In fact, I believe that if a primary care physician can nail four key investing principles, they’ll do better than the average specialist physician that does not follow these principles:

  1. Do a “financial fellowship” of 2-5 years following residency (living like a resident on an attending income)
  2. Save an appropriate amount (20-25% of gross income)
  3. Avoid short-term trading
  4. Invest in mutual funds with low fees

I’ve talked about the impact of a financial fellowship and short-term trading on the long-term health of your portfolio. In each model scenario, the primary care physician actually ends up with more money than the specialist in retirement, despite making significantly less.

Let’s look at how fees can impact the retirements of physicians.

The Impact of Fees

Consider a pediatrician, who finishes residency at age 29 and makes the average pediatrician salary of $205,000 a year. Compare her to a specialist, who finishes residency at age 32 and makes the average specialist salary of $360,000 a year.

Both physicians save 20% of their gross (pre-tax) income, or $41,000 for the pediatrician and $72,000 for the specialist.

Each physician makes 8% before fees on their returns, but the difference is that the pediatrician loses 0.1% of her fees to returns because she invests in index mutual funds, while the specialists lose 1.25% in fees each year to returns because he invests in actively managed mutual funds.

Both physicians will retire at age 65.

Results

In our model, the pediatrician ends up with $8.13 million in retirement, slightly less than the specialist, who ends up with $8.76 million. In our hypothetical scenario, the specialist makes over $4 million more in salary over his career compared to the pediatrician, yet ends up with approximately the same amount of money in retirement.

Caveats

  1. Student loans are ignored. This would widen the gap between the pediatrician and the specialist in retirement, as well as lower the final retirement numbers (by more than you would think, given the power of compound interest).
  2. Since each physician is saving 20% of their gross income, the specialist is able to live a better lifestyle during his working years than the pediatrician.

What do you think? Can a new medical student still become a pediatrician and “survive”?

11 COMMENTS

  1. Saving is key…and living like a trainee but at the end of the day it is much easier as a specialist (Says the cardiologist). In fact, I am thinking about going part-time (60%) in the next 5 years and even at part-time will be earning similar to what a full time PCP earns. So there is benefit. That being said, you gotta do what interests you (whether it is peds, primary care, or cards) because otherwise it is too long of a haul.
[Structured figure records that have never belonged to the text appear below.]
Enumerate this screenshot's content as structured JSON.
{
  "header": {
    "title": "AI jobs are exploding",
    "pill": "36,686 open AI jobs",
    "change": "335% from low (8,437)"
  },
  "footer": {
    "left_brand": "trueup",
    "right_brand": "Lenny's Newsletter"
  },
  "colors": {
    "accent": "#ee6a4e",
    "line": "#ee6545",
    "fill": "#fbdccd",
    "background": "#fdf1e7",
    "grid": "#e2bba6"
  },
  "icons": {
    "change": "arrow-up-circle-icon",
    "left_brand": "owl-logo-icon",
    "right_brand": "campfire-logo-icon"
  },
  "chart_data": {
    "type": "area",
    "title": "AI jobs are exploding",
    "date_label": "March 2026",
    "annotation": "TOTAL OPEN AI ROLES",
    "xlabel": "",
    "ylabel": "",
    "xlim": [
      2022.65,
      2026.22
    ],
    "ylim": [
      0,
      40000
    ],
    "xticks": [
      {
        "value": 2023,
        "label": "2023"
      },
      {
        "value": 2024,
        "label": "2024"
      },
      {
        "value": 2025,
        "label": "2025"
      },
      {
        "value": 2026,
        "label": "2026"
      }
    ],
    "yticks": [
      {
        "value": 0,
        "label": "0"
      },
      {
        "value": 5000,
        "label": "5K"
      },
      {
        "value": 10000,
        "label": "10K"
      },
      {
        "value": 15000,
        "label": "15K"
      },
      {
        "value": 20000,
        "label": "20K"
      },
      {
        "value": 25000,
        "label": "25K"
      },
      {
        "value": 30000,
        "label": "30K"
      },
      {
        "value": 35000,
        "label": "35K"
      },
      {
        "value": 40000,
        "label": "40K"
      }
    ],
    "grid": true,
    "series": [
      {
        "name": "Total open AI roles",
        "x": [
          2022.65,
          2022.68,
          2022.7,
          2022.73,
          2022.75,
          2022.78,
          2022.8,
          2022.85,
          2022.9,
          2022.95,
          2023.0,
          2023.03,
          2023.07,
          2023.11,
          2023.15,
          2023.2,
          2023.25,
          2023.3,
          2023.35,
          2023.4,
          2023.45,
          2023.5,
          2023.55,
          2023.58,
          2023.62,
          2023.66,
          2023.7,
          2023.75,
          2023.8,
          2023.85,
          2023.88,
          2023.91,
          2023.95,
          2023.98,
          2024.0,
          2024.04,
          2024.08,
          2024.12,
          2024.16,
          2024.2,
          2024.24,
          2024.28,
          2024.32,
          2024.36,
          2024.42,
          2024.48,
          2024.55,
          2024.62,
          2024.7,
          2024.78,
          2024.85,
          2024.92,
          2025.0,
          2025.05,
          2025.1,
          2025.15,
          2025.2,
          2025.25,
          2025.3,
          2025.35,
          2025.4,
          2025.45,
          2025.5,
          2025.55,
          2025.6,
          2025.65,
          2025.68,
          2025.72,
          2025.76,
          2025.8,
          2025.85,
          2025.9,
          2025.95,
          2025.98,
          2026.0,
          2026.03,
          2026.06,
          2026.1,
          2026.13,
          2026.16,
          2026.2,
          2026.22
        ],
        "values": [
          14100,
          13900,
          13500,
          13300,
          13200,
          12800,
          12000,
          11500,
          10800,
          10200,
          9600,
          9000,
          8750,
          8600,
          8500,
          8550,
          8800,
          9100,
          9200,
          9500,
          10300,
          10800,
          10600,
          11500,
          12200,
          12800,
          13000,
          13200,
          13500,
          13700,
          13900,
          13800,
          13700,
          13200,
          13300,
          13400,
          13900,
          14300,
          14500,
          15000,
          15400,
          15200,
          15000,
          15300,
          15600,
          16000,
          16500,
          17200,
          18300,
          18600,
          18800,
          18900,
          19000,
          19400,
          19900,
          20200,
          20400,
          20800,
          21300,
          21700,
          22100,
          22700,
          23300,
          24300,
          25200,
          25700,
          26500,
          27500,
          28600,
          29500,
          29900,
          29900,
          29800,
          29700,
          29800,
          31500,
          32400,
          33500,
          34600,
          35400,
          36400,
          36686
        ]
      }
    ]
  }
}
  2. This is a great point. The pediatrician with a 4 or more year head start on the specialist could really make some hay while the sun shines in those first few years after residency. It has to be tough though watching the neurosurgeons, orthopods and interventional cardiologist drive their Ferrari’s into the hospital each day. As long as you can be content not inflating your lifestyle to compete with the specialists, it could be a very financially rewarding career choice.

    Tom @ HIP

  3. I agree with the numbers being able to work out for PCP’s and such, but my bigger concern would be job security and the encroachment of mid-levels. While I don’t think there’s much to worry about in the near future, I’d be concerned as a 20-something year old med student as to what the landscape will look like in 20+ years when they are in their 40’s and beyond.

    • There will always be some job uncertainty in the future for all specialties. In anesthesia, CRNAs have been a threat to the specialty for years, but you can still make a great living being an anesthesiologist.